Ballentine concordou. “Tudo se resume a querer continuar esse trabalho de construção de relacionamentos, e você não pode fazer isso se algumas pessoas não estiverem à mesa.”

Barlowe disse que, como alguém que “passou pelos debates sobre a inclusão plena e sentiu as consequências” desses debates, o entristece que as pessoas e as províncias individuais “ainda estejam objetivadas” por causa de seu discernimento sobre a inclusão.

“A história que eu sei que todos nós estamos ansiosos para compartilhar com nossos amigos de toda a Comunhão Anglicana”, disse ele, é a história de como o discernimento da Igreja Episcopal sobre a inclusão foi feito “para a missão e ministério da Igreja. ” O resultado desse discernimento é a experiência de “como Deus nos liberta para ser quem precisamos ser para ministrar em nosso tempo e em nosso lugar”, disse ele.

Os membros do Conselho Consultivo Anglicano que participaram da 16ª reunião do conselho, de 8 a 19 de abril de 2016, posam nos degraus da Catedral da Santa Cruz em Lusaka, Zâmbia. Foto: Mary Frances Schjonberg / Episcopal News Service

O que é o Conselho Consultivo Anglicano?

A Conselho Consultivo Anglicano é um dos três Instrumentos de comunhão, sendo os outros a Conferência de Bispos Anglicanos de Lambeth e a Reunião dos Primazes. O arcebispo de Canterbury (que é presidente do ACC) é visto como o “Foco da Unidade” para os três instrumentos.

O ACC é responsável por mapear o trabalho dos comitês e redes da comunhão, bem como do pessoal da Comunhão Anglicana e do Comitê permanente. Há atualmente 10 redes temáticas que abordam e definem o perfil de várias questões e áreas de interesse na Comunhão Anglicana.

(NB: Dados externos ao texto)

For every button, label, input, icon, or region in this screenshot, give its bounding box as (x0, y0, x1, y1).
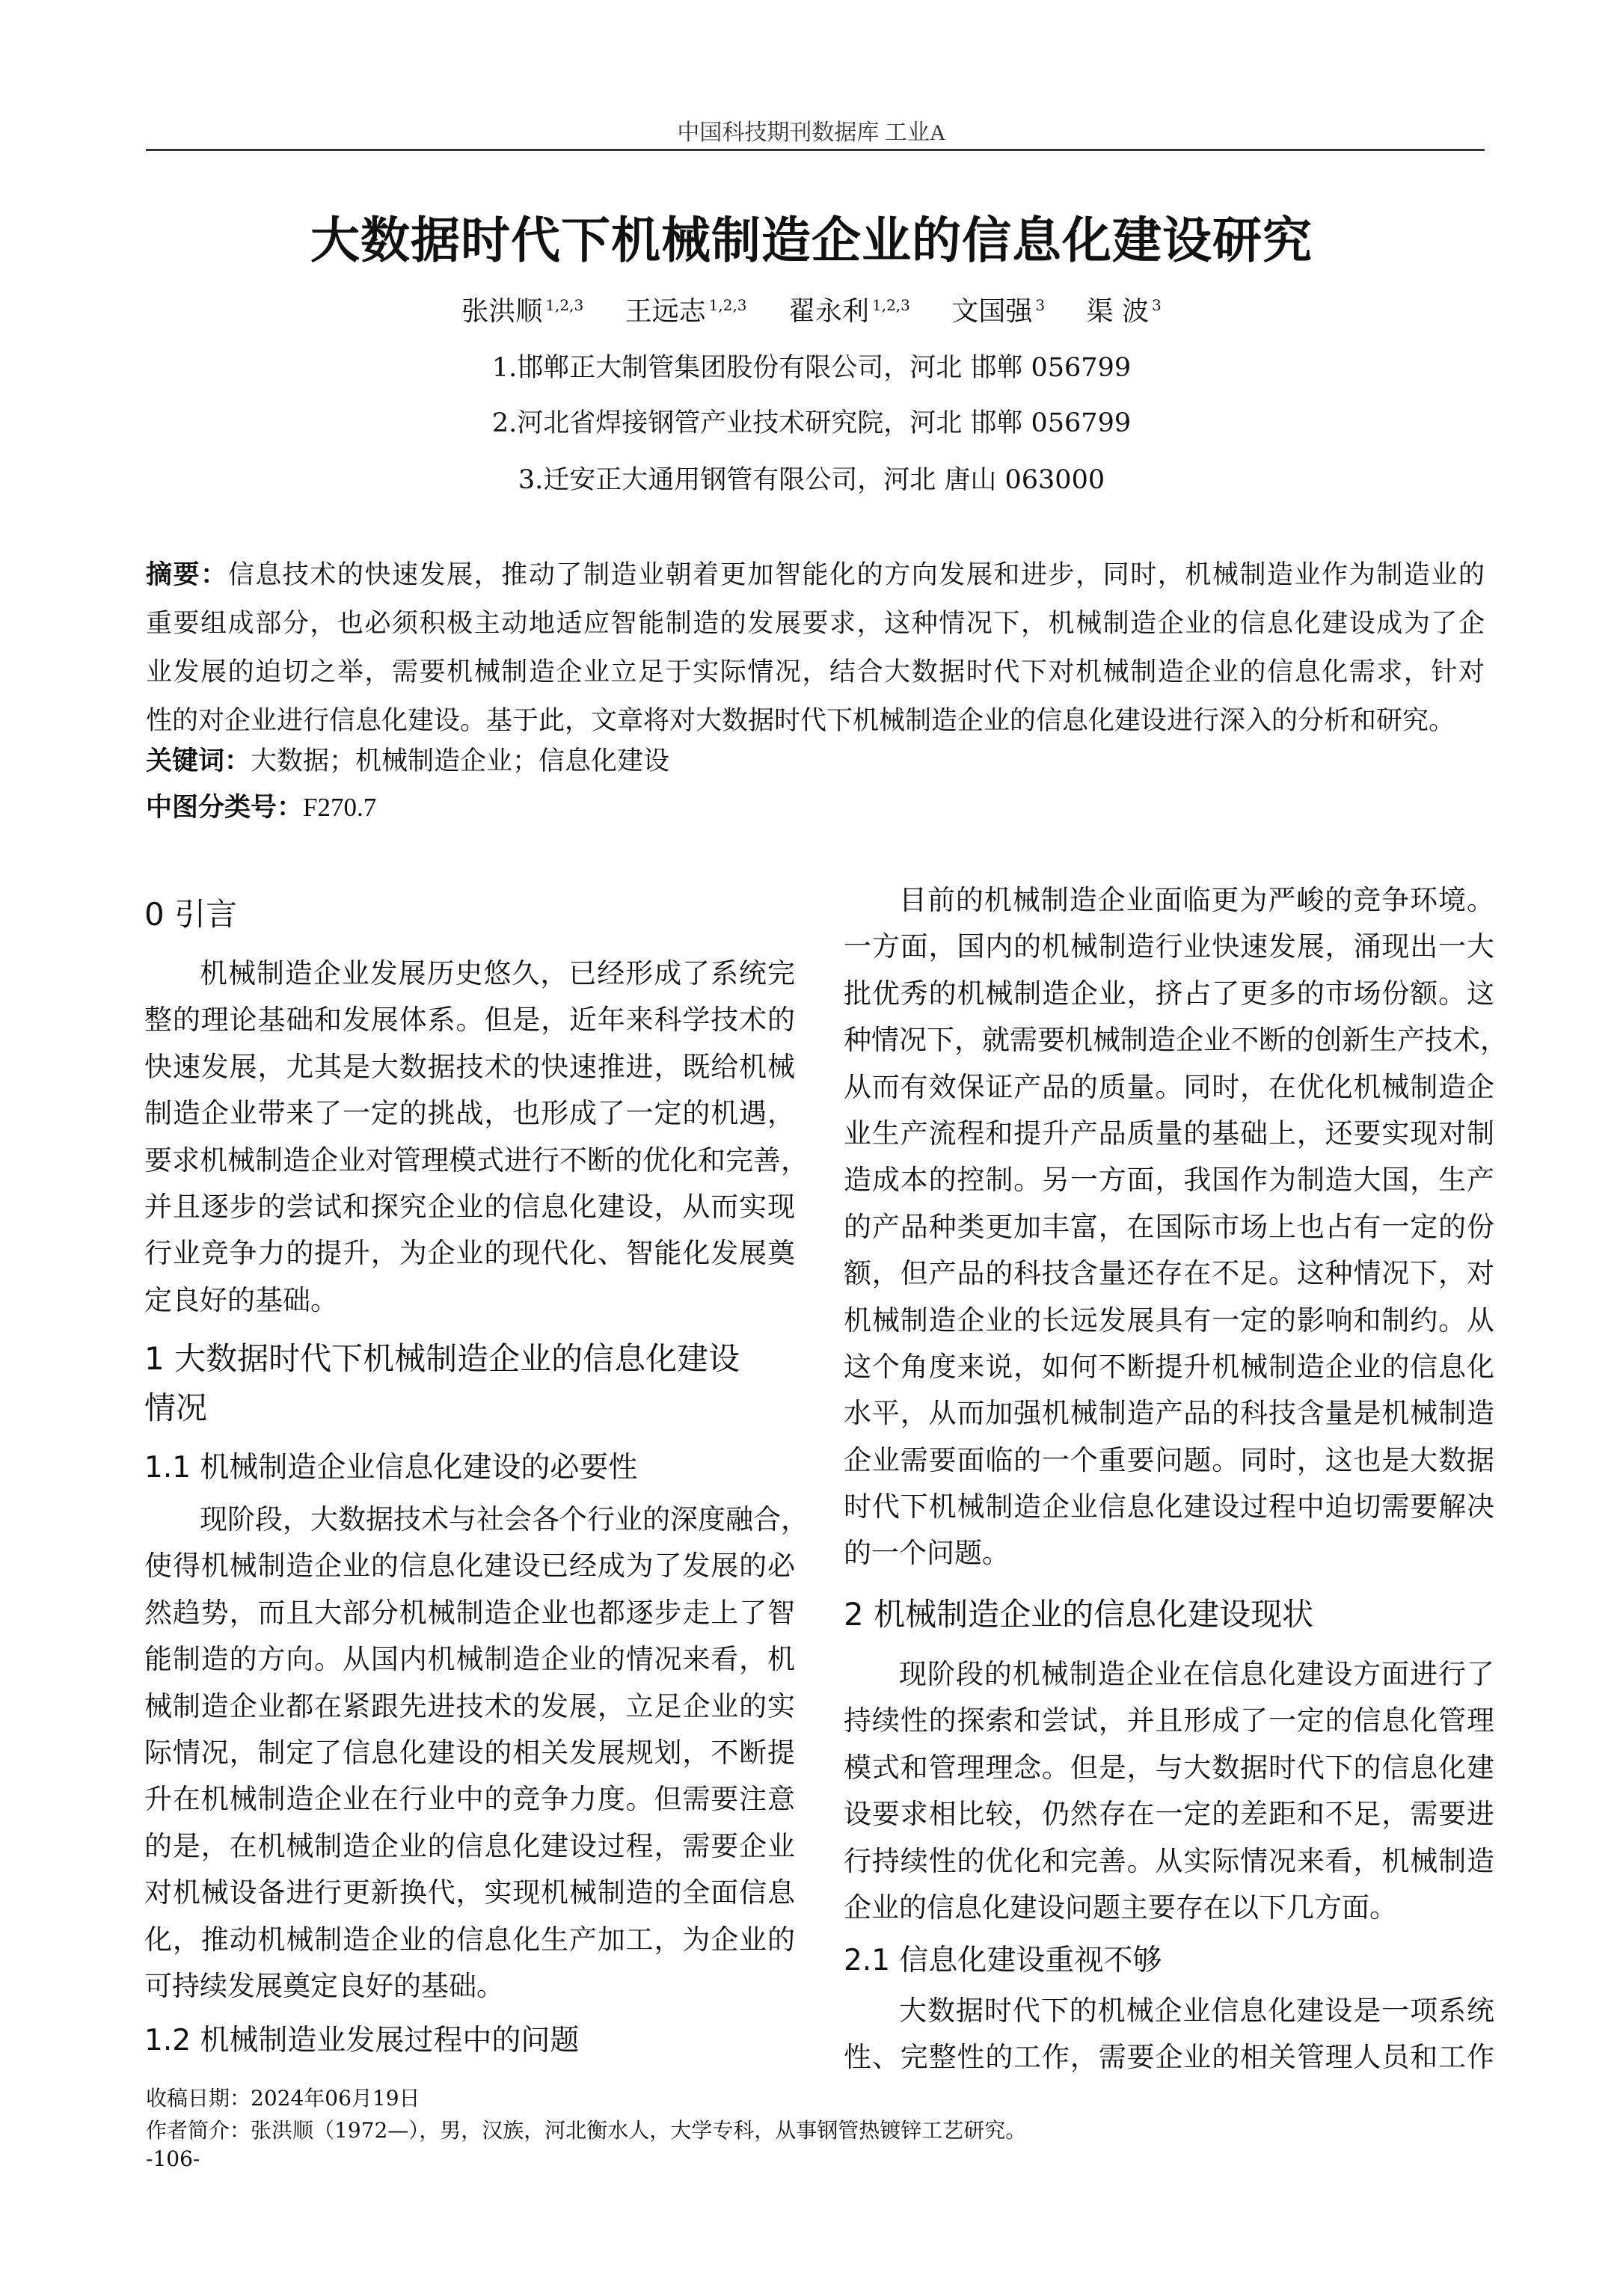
text-line: 械制造企业都在紧跟先进技术的发展，立足企业的实 (144, 1689, 795, 1722)
text-line: 设要求相比较，仍然存在一定的差距和不足，需要进 (844, 1798, 1494, 1831)
author (1087, 296, 1162, 327)
text-line: 行持续性的优化和完善。从实际情况来看，机械制造 (844, 1844, 1494, 1877)
text-line: 的是，在机械制造企业的信息化建设过程，需要企业 (144, 1829, 795, 1862)
paragraph (144, 1497, 809, 2010)
text-line: 模式和管理理念。但是，与大数据时代下的信息化建 (844, 1751, 1494, 1784)
text-line: 现阶段，大数据技术与社会各个行业的深度融合， (200, 1503, 809, 1535)
keywords-label: 关键词： (146, 746, 251, 776)
text-line: 目前的机械制造企业面临更为严峻的竞争环境。 (899, 884, 1494, 916)
author-affiliation-mark: 3 (1035, 296, 1046, 314)
text-line: 制造企业带来了一定的挑战，也形成了一定的机遇， (144, 1097, 795, 1130)
abstract-text: 信息技术的快速发展，推动了制造业朝着更加智能化的方向发展和进步，同时，机械制造业作为制造业的 (227, 560, 1485, 590)
text-line: 升在机械制造企业在行业中的竞争力度。但需要注意 (144, 1783, 795, 1816)
heading-line: 1 大数据时代下机械制造企业的信息化建设 (144, 1340, 740, 1377)
text-line: 造成本的控制。另一方面，我国作为制造大国，生产 (844, 1164, 1494, 1197)
page-number: -106- (146, 2146, 200, 2171)
abstract-line: 性的对企业进行信息化建设。基于此，文章将对大数据时代下机械制造企业的信息化建设进行深入的分析和研究。 (146, 706, 1455, 736)
paragraph (844, 877, 1508, 1577)
text-line: 行业竞争力的提升，为企业的现代化、智能化发展奠 (144, 1237, 795, 1270)
text-line: 种情况下，就需要机械制造企业不断的创新生产技术， (844, 1024, 1508, 1057)
section-heading-2-1: 2.1 信息化建设重视不够 (844, 1944, 1162, 1977)
author-affiliation-mark: 1,2,3 (872, 296, 910, 314)
section-heading-0: 0 引言 (144, 896, 238, 933)
text-line: 定良好的基础。 (144, 1283, 338, 1316)
paragraph (844, 1988, 1494, 2081)
abstract-line (146, 551, 1485, 600)
text-line: 批优秀的机械制造企业，挤占了更多的市场份额。这 (844, 977, 1494, 1010)
text-line: 企业需要面临的一个重要问题。同时，这也是大数据 (844, 1443, 1494, 1476)
author-name: 张洪顺 (461, 296, 543, 327)
text-line: 持续性的探索和尝试，并且形成了一定的信息化管理 (844, 1704, 1494, 1737)
text-line: 时代下机械制造企业信息化建设过程中迫切需要解决 (844, 1491, 1494, 1523)
author-name: 王远志 (625, 296, 706, 327)
paragraph (844, 1651, 1494, 1931)
author-bio: 作者简介：张洪顺（1972—），男，汉族，河北衡水人，大学专科，从事钢管热镀锌工艺研究。 (146, 2118, 1027, 2143)
text-line: 对机械设备进行更新换代，实现机械制造的全面信息 (144, 1876, 795, 1909)
clc-value: F270.7 (303, 793, 377, 822)
affiliation: 2.河北省焊接钢管产业技术研究院，河北 邯郸 056799 (491, 408, 1132, 438)
keywords-value: 大数据；机械制造企业；信息化建设 (251, 746, 670, 776)
text-line: 际情况，制定了信息化建设的相关发展规划，不断提 (144, 1736, 795, 1769)
text-line: 水平，从而加强机械制造产品的科技含量是机械制造 (844, 1397, 1494, 1430)
author-affiliation-mark: 1,2,3 (708, 296, 747, 314)
text-line: 快速发展，尤其是大数据技术的快速推进，既给机械 (144, 1050, 795, 1083)
abstract-line: 重要组成部分，也必须积极主动地适应智能制造的发展要求，这种情况下，机械制造企业的信息化建设成为了企 (146, 609, 1485, 639)
author (625, 296, 747, 327)
text-line: 整的理论基础和发展体系。但是，近年来科学技术的 (144, 1004, 795, 1037)
text-line: 能制造的方向。从国内机械制造企业的情况来看，机 (144, 1643, 795, 1676)
received-date: 收稿日期：2024年06月19日 (146, 2086, 420, 2111)
author (788, 296, 910, 327)
clc-number (146, 787, 376, 824)
text-line: 机械制造企业的长远发展具有一定的影响和制约。从 (844, 1304, 1494, 1336)
abstract-line: 业发展的迫切之举，需要机械制造企业立足于实际情况，结合大数据时代下对机械制造企业的信息化需求，针对 (146, 657, 1485, 687)
abstract-label: 摘要： (146, 560, 228, 590)
author-name: 渠 波 (1086, 296, 1149, 327)
text-line: 化，推动机械制造企业的信息化生产加工，为企业的 (144, 1923, 795, 1956)
section-heading-1 (144, 1334, 795, 1433)
text-line: 的产品种类更加丰富，在国际市场上也占有一定的份 (844, 1210, 1494, 1243)
text-line: 性、完整性的工作，需要企业的相关管理人员和工作 (844, 2041, 1494, 2074)
author (951, 296, 1045, 327)
text-line: 额，但产品的科技含量还存在不足。这种情况下，对 (844, 1257, 1494, 1290)
clc-label: 中图分类号： (146, 793, 304, 823)
author-affiliation-mark: 1,2,3 (545, 296, 584, 314)
text-line: 然趋势，而且大部分机械制造企业也都逐步走上了智 (144, 1596, 795, 1629)
text-line: 从而有效保证产品的质量。同时，在优化机械制造企 (844, 1070, 1494, 1103)
text-line: 并且逐步的尝试和探究企业的信息化建设，从而实现 (144, 1190, 795, 1223)
affiliation: 3.迁安正大通用钢管有限公司，河北 唐山 063000 (518, 465, 1105, 495)
text-line: 大数据时代下的机械企业信息化建设是一项系统 (899, 1995, 1494, 2027)
text-line: 机械制造企业发展历史悠久，已经形成了系统完 (200, 957, 795, 989)
section-heading-1-2: 1.2 机械制造业发展过程中的问题 (144, 2024, 580, 2057)
text-line: 要求机械制造企业对管理模式进行不断的优化和完善， (144, 1144, 809, 1176)
keywords (146, 740, 669, 778)
author-list (0, 290, 1623, 328)
text-line: 企业的信息化建设问题主要存在以下几方面。 (844, 1891, 1397, 1924)
paragraph (144, 951, 809, 1324)
running-head: 中国科技期刊数据库 工业A (677, 120, 946, 145)
affiliation: 1.邯郸正大制管集团股份有限公司，河北 邯郸 056799 (491, 353, 1132, 383)
heading-line: 情况 (144, 1390, 208, 1426)
text-line: 现阶段的机械制造企业在信息化建设方面进行了 (899, 1658, 1494, 1690)
abstract (146, 551, 1485, 746)
text-line: 一方面，国内的机械制造行业快速发展，涌现出一大 (844, 930, 1494, 963)
section-heading-2: 2 机械制造企业的信息化建设现状 (844, 1596, 1314, 1633)
text-line: 业生产流程和提升产品质量的基础上，还要实现对制 (844, 1117, 1494, 1149)
author-affiliation-mark: 3 (1152, 296, 1162, 314)
paper-title: 大数据时代下机械制造企业的信息化建设研究 (310, 212, 1313, 269)
section-heading-1-1: 1.1 机械制造企业信息化建设的必要性 (144, 1451, 638, 1485)
text-line: 这个角度来说，如何不断提升机械制造企业的信息化 (844, 1350, 1494, 1383)
text-line: 可持续发展奠定良好的基础。 (144, 1969, 504, 2002)
text-line: 的一个问题。 (844, 1537, 1010, 1570)
author-name: 翟永利 (788, 296, 869, 327)
author-name: 文国强 (951, 296, 1033, 327)
author (461, 296, 583, 327)
header-rule (146, 149, 1485, 151)
text-line: 使得机械制造企业的信息化建设已经成为了发展的必 (144, 1550, 795, 1583)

Formado em 1969, o ACC inclui clérigos e leigos, bem como bispos, entre seus delegados. A associação inclui de um a três membros de cada uma das províncias ou igrejas extra-provinciais. Onde há três membros, há um bispo, um sacerdote e um leigo. Em províncias com menos membros, é dada preferência a membros leigos.

Representantes dos parceiros ecumênicos da comunhão também comparecerão e, pela primeira vez, o ACC-17 incluirá dois jovens delegados de cada uma das cinco regiões geográficas.

O local desta reunião mudou desde abril de 2016, quando oficiais do ACC e a Igreja Episcopal Anglicana do Brasil anunciaram que São Paulo, Brasil, seria o anfitrião da conferência de 2019. Em setembro de 2017, o Comitê Permanente da Comunhão Anglicana disse que a reunião seria transferida para Hong Kong porque, de acordo com o Serviço de Notícias da Comunhão Anglicana, havia sido agendada para o que “seria um momento desafiador para [o Brasil] e para a Igreja Anglicana de lá . ”

Preocupações foram criados sobre a instabilidade política e econômica do país junto com as “discussões da província sobre sexualidade humana e casamento”, que deveriam ocorrer em seu sínodo provincial de 2018. Os anglicanos do Brasil votaram em junho de 2018 para mudar seus cânones para permitir o casamento do mesmo sexo.

- A Rev. Mary Frances Schjonberg é a editora sênior e repórter do Episcopal News Service.

Nota do editor: uma versão anterior desta história incluía uma legenda de foto que descrevia incorretamente a Catedral Anglicana de São João, concluída em 1849, como a igreja anglicana mais antiga do Extremo Oriente. A Igreja de São Jorge, o Mártir, em Penang, Malásia, concluída em 1818, é a mais antiga.